Speaker
Description
Following the RD53A demonstrator, the ItkPix (ATLAS) and CROC (CMS) pixel readout chips are being developed within the RD53 collaboration for the HL-LHC pixel detector upgrades of the two experiments. The two chips are based on a common design, called RD53B, in 65nm CMOS technology and are optimized for very high rate (3GHz/cm2) and radiation levels (>500Mrad). The CMS pre-production chip CROCv1 was submitted in June 2021 and an extensive characterization campaign has been running since its arrival in October 2021.
This contribution gives a general overview of the chip architecture and discusses the characterization and testing of CROCv1.
Summary (500 words)
The High Luminosity Large Hadron Collider (HL-LHC), starting its operation in 2029, will constitute a new frontier for particle physics. Major experimental challenge resides in the design of the inner tracking detectors: the harsh environment in the innermost layers of the detectors is setting stringent requirements on the pixel chip design. The readout chip has to be capable to cope with high hit rates of 3 GHz/cm2 and trigger rates of 1 MHz in combination with a trigger latency of 12.5 us. A very high radiation tolerance of over 500 Mrad and 2x10^16 neq/cm2 is required as well as the support for a serial powering scheme of the pixel modules.

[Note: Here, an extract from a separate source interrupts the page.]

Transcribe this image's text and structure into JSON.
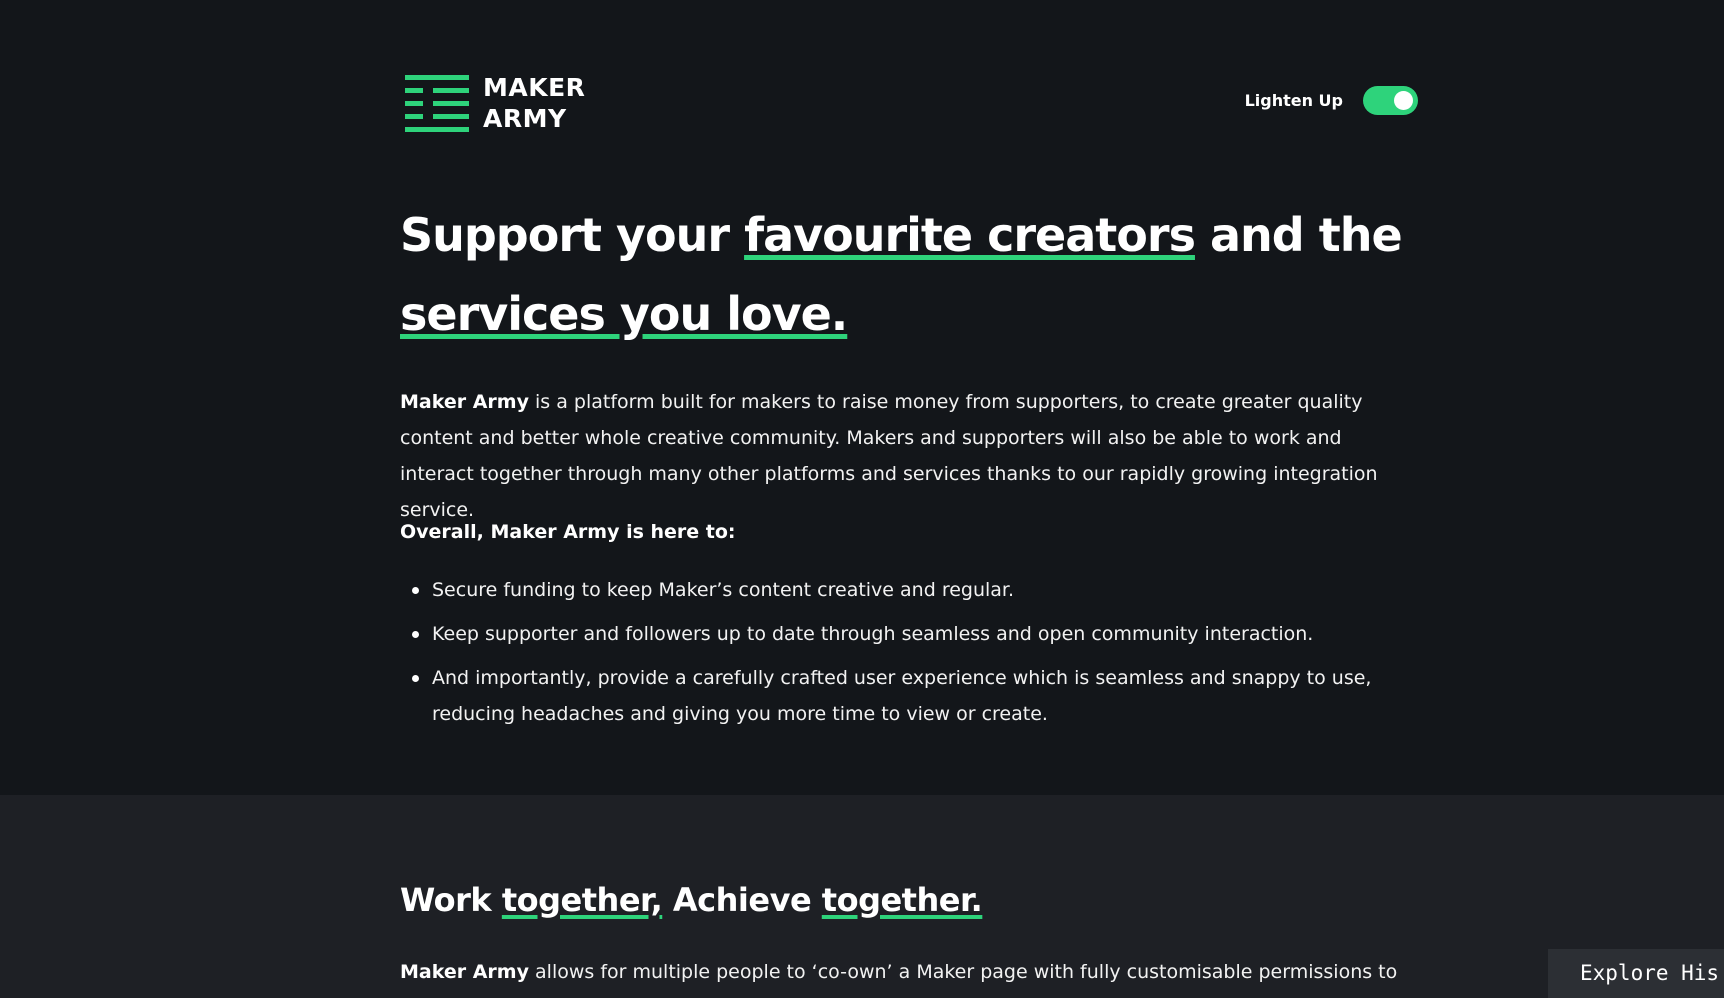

The new generation pixel readout chips that will have to meet these challenging specifications, are designed by the RD53 collaboration, which is a joint effort between ATLAS and CMS.

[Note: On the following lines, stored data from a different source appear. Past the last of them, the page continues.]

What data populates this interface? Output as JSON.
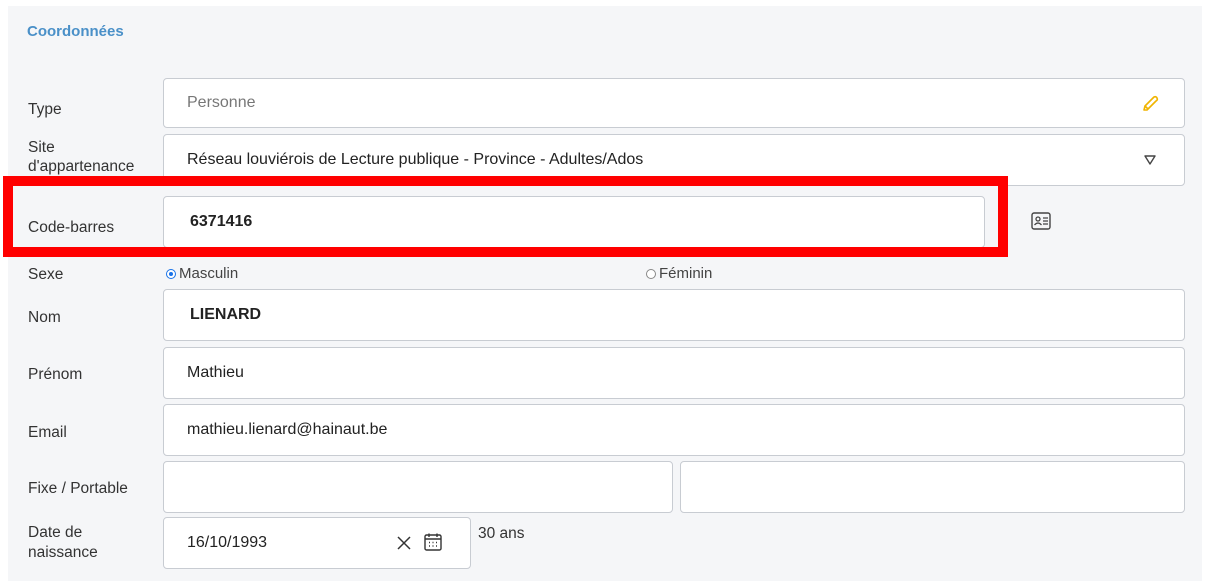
{
  "section": {
    "title": "Coordonnées"
  },
  "fields": {
    "type": {
      "label": "Type",
      "value": "Personne",
      "icon": "pencil-icon"
    },
    "site": {
      "label": "Site\nd'appartenance",
      "value": "Réseau louviérois de Lecture publique - Province - Adultes/Ados",
      "icon": "chevron-down-icon"
    },
    "barcode": {
      "label": "Code-barres",
      "value": "6371416",
      "icon": "id-card-icon"
    },
    "sexe": {
      "label": "Sexe",
      "options": [
        "Masculin",
        "Féminin"
      ],
      "selected": "Masculin"
    },
    "nom": {
      "label": "Nom",
      "value": "LIENARD"
    },
    "prenom": {
      "label": "Prénom",
      "value": "Mathieu"
    },
    "email": {
      "label": "Email",
      "value": "mathieu.lienard@hainaut.be"
    },
    "phone": {
      "label": "Fixe / Portable",
      "fixe": "",
      "portable": ""
    },
    "birth": {
      "label": "Date de\nnaissance",
      "value": "16/10/1993",
      "age": "30 ans"
    }
  },
  "colors": {
    "accent": "#4a90c8",
    "highlight": "#ff0000",
    "radio": "#1a73e8",
    "pencil": "#f0b400"
  }
}
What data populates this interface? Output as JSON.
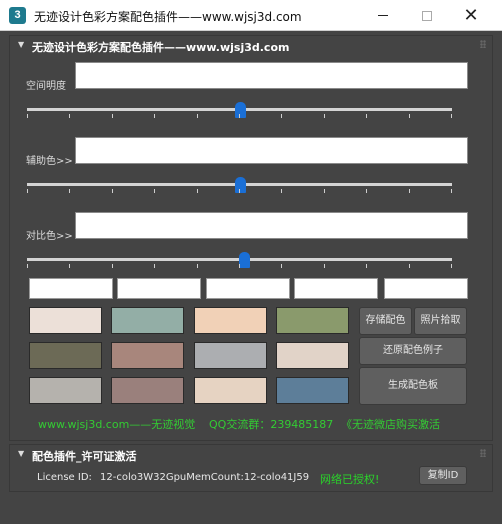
{
  "window": {
    "icon_text": "3",
    "title": "无迹设计色彩方案配色插件——www.wjsj3d.com",
    "minimize": "",
    "maximize": "",
    "close": "✕"
  },
  "main_rollout": {
    "title": "无迹设计色彩方案配色插件——www.wjsj3d.com",
    "fields": [
      {
        "label": "空间明度",
        "value": ""
      },
      {
        "label": "辅助色>>",
        "value": ""
      },
      {
        "label": "对比色>>",
        "value": ""
      }
    ],
    "sliders": [
      {
        "value_fraction": 0.5
      },
      {
        "value_fraction": 0.5
      },
      {
        "value_fraction": 0.51
      }
    ],
    "hex_fields": [
      "",
      "",
      "",
      "",
      ""
    ],
    "swatch_colors": [
      "#ece0d8",
      "#93aea6",
      "#f1d1b7",
      "#8a9a6c",
      "#6c6a56",
      "#a8867c",
      "#acaeb1",
      "#e1d3c8",
      "#b5b2ad",
      "#9a807c",
      "#e6d3c2",
      "#5d7e99"
    ],
    "buttons": {
      "save_colors": "存储配色",
      "pick_photo": "照片拾取",
      "restore_example": "还原配色例子",
      "generate_board": "生成配色板"
    },
    "footer": {
      "site": "www.wjsj3d.com——无迹视觉",
      "qq": "QQ交流群：239485187",
      "shop": "《无迹微店购买激活"
    }
  },
  "license_rollout": {
    "title": "配色插件_许可证激活",
    "license_label": "License ID:",
    "license_value": "12-colo3W32GpuMemCount:12-colo41J59",
    "auth_status": "网络已授权!",
    "copy_button": "复制ID"
  },
  "colors": {
    "panel_bg": "#444444",
    "status_green": "#33cc33",
    "slider_thumb": "#1a6fd6"
  }
}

Following the RD53A demonstrator chip, the next generation of RD53 chips, called RD53B, are designed as full-sized pre-production chips and incorporate the production requirements defined by the experiments. There are two experiment specific versions of RD53B: the ATLAS version, called ItkPixV1 and the CMS version, called CROCv1. The two chips are two separate instances of the common RD53B design framework. The main difference between them is the pixel matrix size and the pixel analog front end. There are other differences partly stemming for the sequential fabrication: RD53B-ATLAS in 2020 and RD53B-CMS in 2021.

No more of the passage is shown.